Image license: CC BY-SA 4.0

Meanwhile, in my own development, I broke my Prusa Mini+ through a heat-creep front-end clog. It failed during a print of a fin-less flange mount. The image is from OctoPrint's GCode Viewer Plugin from around the time of failure; red/blue triangles are retraction/de-retraction events; green lines are travels. Grid scale is 1cm. I realized that my design file is a setup for heat-creep failures: many small print segments in a string of retractions. The Mini+ is notably vulnerable to this and my printer repair involved installing the Bondtech extruder and heatbreak replacements.

I revised the flange mount design to reduce short extrusion runs in the center, though it likely wouldn't make a practical difference on fin prints since the long print segments of the fins counteracted heat-creep issues.

I made a couple test ring fin designs with the new flange mounts. They printed fine but still suffered from the fundamental strength issue at the flange mount. I also noticed how ring fins had higher drag than thin fins.

As I was looking for new ways of attaching fins without adhesives, I found @HowToHomemade's unaffiliated fin design on Printables. It has several brilliant design features:

• Fins are joined together in a wide ring, which removes concentrated strain

• It snaps into place under the flange and is held in compression and needs no glue

• Fins extend rearward past the flange, pushing back the center of pressure

Design and picture from @HowToHomemade on Printables.

Image license: CC BY-NC 4.0

I designed a remix from scratch to include:

• Geometry to fit my 1L Polar Seltzer bottles

• Space for Clamps

• Groove to further secure with zip-tie

• Thinner fins and size options

• Clip-away bridges on large fins to stabilize for printing (air resistance forces on my bed-slinger 3D printer moved the fin enough to collide with the nozzle)

The fin's "fingers" fit between the Clamps to push against the flange. Since they are under a compressive force, the small cross-section of the finger is plenty strong. A zip-tie provides extra security though isn't strictly necessary. Fins extend rearward past the Collar pushing back the center of pressure further.

Three fin sizes provide options for tuning rocket aerodynamics in conjunction with payload development. The small fin has 130 square centimeters of surface per fin (one side).

Parachute deployment was improving, allowing for thinner fins printed with 1 wall and 3D honeycomb infill.

With thin fins, infill pattern choice matters. 3D honeycomb (top) is the best, providing a consistent supporting pattern for every fin. Gyroid (middle), my usual favorite, is inconsistent. Some options like cubic (bottom) are worse with some layers with almost no infill. 

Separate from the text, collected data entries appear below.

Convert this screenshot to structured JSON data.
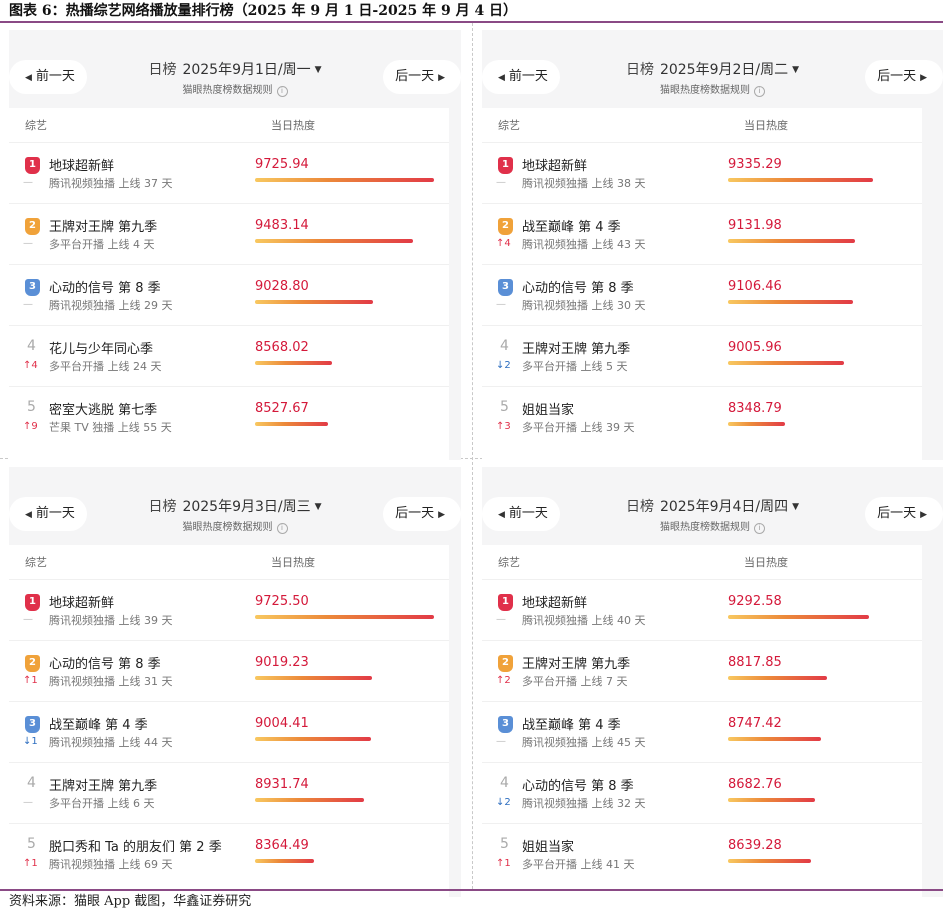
{
  "figure_title": "图表 6：热播综艺网络播放量排行榜（2025 年 9 月 1 日-2025 年 9 月 4 日）",
  "source_note": "资料来源：猫眼 App 截图，华鑫证券研究",
  "colors": {
    "rank1": "#e0304a",
    "rank2": "#f0a23a",
    "rank3": "#5a8fd6",
    "heat": "#d4193a",
    "up": "#e0304a",
    "down": "#2f6fc0"
  },
  "panels": [
    {
      "prev_label": "前一天",
      "next_label": "后一天",
      "board_label": "日榜",
      "date": "2025年9月1日/周一",
      "rule_text": "猫眼热度榜数据规则",
      "col_show": "综艺",
      "col_heat": "当日热度",
      "rows": [
        {
          "rank": "1",
          "trend_dir": "flat",
          "trend": "—",
          "name": "地球超新鲜",
          "sub": "腾讯视频独播 上线 37 天",
          "heat": "9725.94",
          "heat_value": 9725.94
        },
        {
          "rank": "2",
          "trend_dir": "flat",
          "trend": "—",
          "name": "王牌对王牌 第九季",
          "sub": "多平台开播 上线 4 天",
          "heat": "9483.14",
          "heat_value": 9483.14
        },
        {
          "rank": "3",
          "trend_dir": "flat",
          "trend": "—",
          "name": "心动的信号 第 8 季",
          "sub": "腾讯视频独播 上线 29 天",
          "heat": "9028.80",
          "heat_value": 9028.8
        },
        {
          "rank": "4",
          "trend_dir": "up",
          "trend": "↑4",
          "name": "花儿与少年同心季",
          "sub": "多平台开播 上线 24 天",
          "heat": "8568.02",
          "heat_value": 8568.02
        },
        {
          "rank": "5",
          "trend_dir": "up",
          "trend": "↑9",
          "name": "密室大逃脱 第七季",
          "sub": "芒果 TV 独播 上线 55 天",
          "heat": "8527.67",
          "heat_value": 8527.67
        }
      ]
    },
    {
      "prev_label": "前一天",
      "next_label": "后一天",
      "board_label": "日榜",
      "date": "2025年9月2日/周二",
      "rule_text": "猫眼热度榜数据规则",
      "col_show": "综艺",
      "col_heat": "当日热度",
      "rows": [
        {
          "rank": "1",
          "trend_dir": "flat",
          "trend": "—",
          "name": "地球超新鲜",
          "sub": "腾讯视频独播 上线 38 天",
          "heat": "9335.29",
          "heat_value": 9335.29
        },
        {
          "rank": "2",
          "trend_dir": "up",
          "trend": "↑4",
          "name": "战至巅峰 第 4 季",
          "sub": "腾讯视频独播 上线 43 天",
          "heat": "9131.98",
          "heat_value": 9131.98
        },
        {
          "rank": "3",
          "trend_dir": "flat",
          "trend": "—",
          "name": "心动的信号 第 8 季",
          "sub": "腾讯视频独播 上线 30 天",
          "heat": "9106.46",
          "heat_value": 9106.46
        },
        {
          "rank": "4",
          "trend_dir": "down",
          "trend": "↓2",
          "name": "王牌对王牌 第九季",
          "sub": "多平台开播 上线 5 天",
          "heat": "9005.96",
          "heat_value": 9005.96
        },
        {
          "rank": "5",
          "trend_dir": "up",
          "trend": "↑3",
          "name": "姐姐当家",
          "sub": "多平台开播 上线 39 天",
          "heat": "8348.79",
          "heat_value": 8348.79
        }
      ]
    },
    {
      "prev_label": "前一天",
      "next_label": "后一天",
      "board_label": "日榜",
      "date": "2025年9月3日/周三",
      "rule_text": "猫眼热度榜数据规则",
      "col_show": "综艺",
      "col_heat": "当日热度",
      "rows": [
        {
          "rank": "1",
          "trend_dir": "flat",
          "trend": "—",
          "name": "地球超新鲜",
          "sub": "腾讯视频独播 上线 39 天",
          "heat": "9725.50",
          "heat_value": 9725.5
        },
        {
          "rank": "2",
          "trend_dir": "up",
          "trend": "↑1",
          "name": "心动的信号 第 8 季",
          "sub": "腾讯视频独播 上线 31 天",
          "heat": "9019.23",
          "heat_value": 9019.23
        },
        {
          "rank": "3",
          "trend_dir": "down",
          "trend": "↓1",
          "name": "战至巅峰 第 4 季",
          "sub": "腾讯视频独播 上线 44 天",
          "heat": "9004.41",
          "heat_value": 9004.41
        },
        {
          "rank": "4",
          "trend_dir": "flat",
          "trend": "—",
          "name": "王牌对王牌 第九季",
          "sub": "多平台开播 上线 6 天",
          "heat": "8931.74",
          "heat_value": 8931.74
        },
        {
          "rank": "5",
          "trend_dir": "up",
          "trend": "↑1",
          "name": "脱口秀和 Ta 的朋友们 第 2 季",
          "sub": "腾讯视频独播 上线 69 天",
          "heat": "8364.49",
          "heat_value": 8364.49
        }
      ]
    },
    {
      "prev_label": "前一天",
      "next_label": "后一天",
      "board_label": "日榜",
      "date": "2025年9月4日/周四",
      "rule_text": "猫眼热度榜数据规则",
      "col_show": "综艺",
      "col_heat": "当日热度",
      "rows": [
        {
          "rank": "1",
          "trend_dir": "flat",
          "trend": "—",
          "name": "地球超新鲜",
          "sub": "腾讯视频独播 上线 40 天",
          "heat": "9292.58",
          "heat_value": 9292.58
        },
        {
          "rank": "2",
          "trend_dir": "up",
          "trend": "↑2",
          "name": "王牌对王牌 第九季",
          "sub": "多平台开播 上线 7 天",
          "heat": "8817.85",
          "heat_value": 8817.85
        },
        {
          "rank": "3",
          "trend_dir": "flat",
          "trend": "—",
          "name": "战至巅峰 第 4 季",
          "sub": "腾讯视频独播 上线 45 天",
          "heat": "8747.42",
          "heat_value": 8747.42
        },
        {
          "rank": "4",
          "trend_dir": "down",
          "trend": "↓2",
          "name": "心动的信号 第 8 季",
          "sub": "腾讯视频独播 上线 32 天",
          "heat": "8682.76",
          "heat_value": 8682.76
        },
        {
          "rank": "5",
          "trend_dir": "up",
          "trend": "↑1",
          "name": "姐姐当家",
          "sub": "多平台开播 上线 41 天",
          "heat": "8639.28",
          "heat_value": 8639.28
        }
      ]
    }
  ]
}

The large fins with zip tie weigh only 33g and have a large area rear of the flange. The 3D infill's even pattern shows through the single wall of translucent PETG.

One more attempt at universal fins. Having learned to model threads, and to design the flat side of the mount to be facing forward, it was possible to develop a threaded fin that fit between the Clamps. 

The fins connect to the ring between the ribs of the mount for added flexibility. Fins work in testing but are in early stages of being made robust enough to survive falls. They are compatible with PCO-1881 bottles commonly found in North America. Other bottles use slightly different threads.